При этих словах соловецкий отшельник, в свою очередь, как бы изумленно вскинул глазами на Арзубьева и Селезнева-Губу...
— Так и не допустили до князя?
— Не допустили, княже... Да еще меня же и докоряют: как же это, говорят, приехал ты от Великаго Новгорода великому князю посольство править о своих земских новгородских делех, а о грубости и неисправленье новгородском ни одного-де и слова покорного не правишь?
— О грубости?.. эге-ге! Мыши коту согрубили...
— Да, о грубости... А я им на это аркучи тако: — «Господин-де и Великий Новгород мне это не приказывал».

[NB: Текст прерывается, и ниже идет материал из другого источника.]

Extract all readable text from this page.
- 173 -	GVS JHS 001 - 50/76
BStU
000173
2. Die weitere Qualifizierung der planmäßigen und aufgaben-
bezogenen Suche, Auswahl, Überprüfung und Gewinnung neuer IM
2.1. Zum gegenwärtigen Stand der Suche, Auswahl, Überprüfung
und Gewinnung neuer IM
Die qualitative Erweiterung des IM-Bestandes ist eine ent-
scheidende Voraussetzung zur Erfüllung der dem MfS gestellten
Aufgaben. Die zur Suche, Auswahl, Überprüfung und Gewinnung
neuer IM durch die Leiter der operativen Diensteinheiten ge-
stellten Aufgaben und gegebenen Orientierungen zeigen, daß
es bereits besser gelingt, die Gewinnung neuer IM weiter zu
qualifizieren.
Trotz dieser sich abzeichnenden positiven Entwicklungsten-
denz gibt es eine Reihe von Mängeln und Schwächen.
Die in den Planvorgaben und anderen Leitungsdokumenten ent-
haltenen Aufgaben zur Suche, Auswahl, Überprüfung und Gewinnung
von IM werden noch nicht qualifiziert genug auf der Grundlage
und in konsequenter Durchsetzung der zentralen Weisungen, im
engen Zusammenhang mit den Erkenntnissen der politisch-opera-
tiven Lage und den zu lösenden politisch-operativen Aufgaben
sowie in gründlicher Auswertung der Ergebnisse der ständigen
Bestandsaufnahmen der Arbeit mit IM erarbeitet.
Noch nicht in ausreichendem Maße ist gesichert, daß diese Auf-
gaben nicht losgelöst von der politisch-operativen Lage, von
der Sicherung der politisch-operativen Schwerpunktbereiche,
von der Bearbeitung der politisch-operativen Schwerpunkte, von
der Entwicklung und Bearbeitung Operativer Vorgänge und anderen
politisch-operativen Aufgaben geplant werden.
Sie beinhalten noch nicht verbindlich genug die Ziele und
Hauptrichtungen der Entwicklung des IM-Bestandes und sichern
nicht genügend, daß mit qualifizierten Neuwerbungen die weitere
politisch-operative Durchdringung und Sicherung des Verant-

— А чим бы то мыши согрубили коту? — улыбнулся Олелькович хозяйке, которая в это время подошла к нему сама с золотым кубком на подносе.
— Да Новгород, княже, не пустил через свои земли послов псковских ради того, что они ехали к великому князю не с добром, — отвечала Марфа, кланяясь князю кубком.
— Какое же было их недоброе дело?
— А они, княже, плетут в Москве на нас безлепичные сплетки, — отвечал посадник вместо Марфы. — Так вот, когда я отвечал боярам, — продолжал он, не давая говорить хозяйке, — что мне того в посольстве править не указано, так бояре, аки псы ощетинясь, рекли, что-де сие великому государю вельми грубо — не в истерп-де воля новгородская и что-де и великий государь тебе, Василиюпосаднику, указал ответ ево, государев, держать, Великому Новуграду, аркучу тако: «Исправьтесь-де и, отчина моя, Великий Новгород, людие новугородстии, сознайтесь в винах своих, в земли и воды мои не вступайтесь, имя мое держите честно и грозно, по старине, ко мне, великому государю, посылайте бить челом по докончанью, а я вас, отчину свою, жаловать хочу и в старине держу».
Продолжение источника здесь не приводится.